Einzelhandel im Untergrund

Uniqlo-Eingangspavillon in Mailand

Dass es sich bei dem kleinen Pavillon auf dem Piazza Gae Aulenti im Mailänder Stadtteil Portanueva nicht um einen U-Bahn-Zugang handelt, sondern um den Eingang einer Uniqlo-Filiale, dürfte überraschen. Die gewählte Erschließung und Organisation ist für eine Kaufhaus-Typologie eher ungewöhnlich: Der Pavillon fungiert als Empfang und führt Kund*innen mit Aufzug und (Roll)-treppe in den Untergrund des städtischen Platzes, wo sich der eingeschossige Verkaufsraum des japanischen Bekleidungsgeschäfts erstreckt. Der Entwurf stammt vom ortsansässigen Architekturbüro Piuarch und wurde im Mai 2024 fertiggestellt.  

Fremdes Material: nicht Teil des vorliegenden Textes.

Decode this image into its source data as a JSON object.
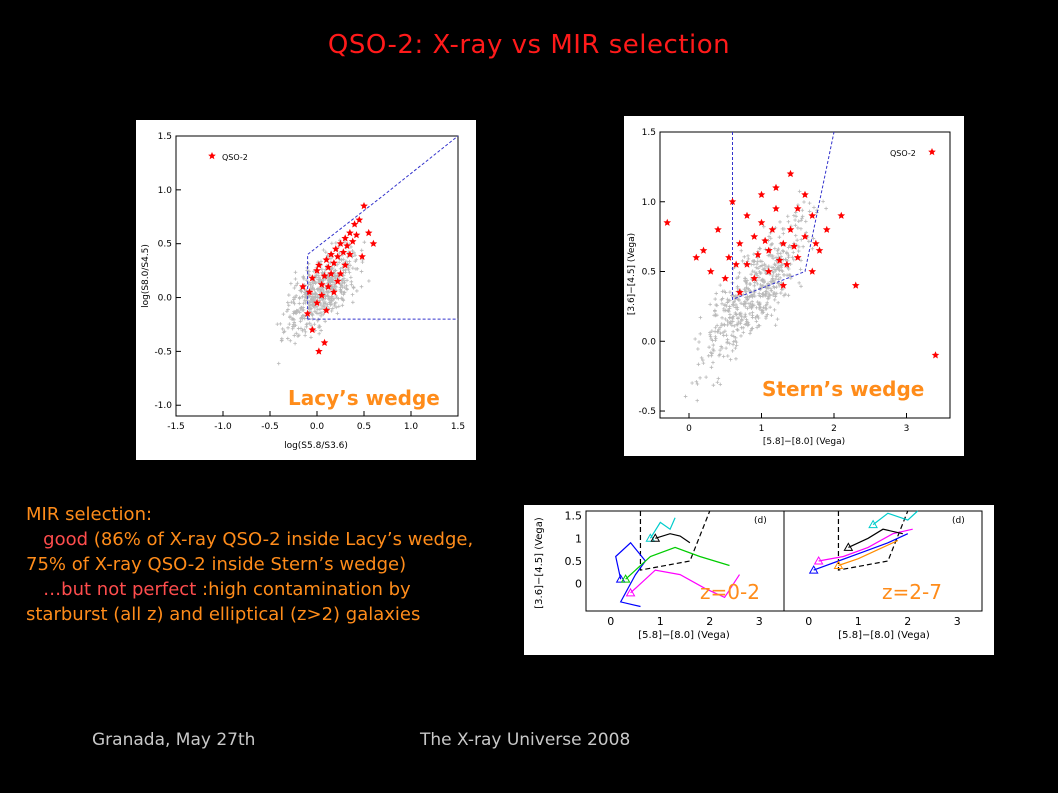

Auffällig ist die doppelschalige Profilglasfassade, die in unbeleuchtetem Zustand grünlich-transluzent schimmert.
Die Größe des Zwischenraums der äußeren Schicht aus Profilglas und der inneren Fassadenschicht aus matt-weißen Wänden variiert.
Dadurch entstehen unterschiedliche Transparenzgrade; zudem ist eine farbige Beleuchtung integriert.

Städtebauliche Integration

Mit ihrer geschwungenen Form und den sanft gerundeten Linien fügt sich die 10 x 9 Meter große, gläserne Konstruktion in den städtebaulichen Kontext ein und korrespondiert formensprachlich mit der neuentwickelten Nachbarbebauung aus Wolkenkratzern und zeitgenössischen Solitärbauten. Außerdem dient er auf der freien Platzfläche der Orientierung und soll zudem den Verkehrsfluss verbessern.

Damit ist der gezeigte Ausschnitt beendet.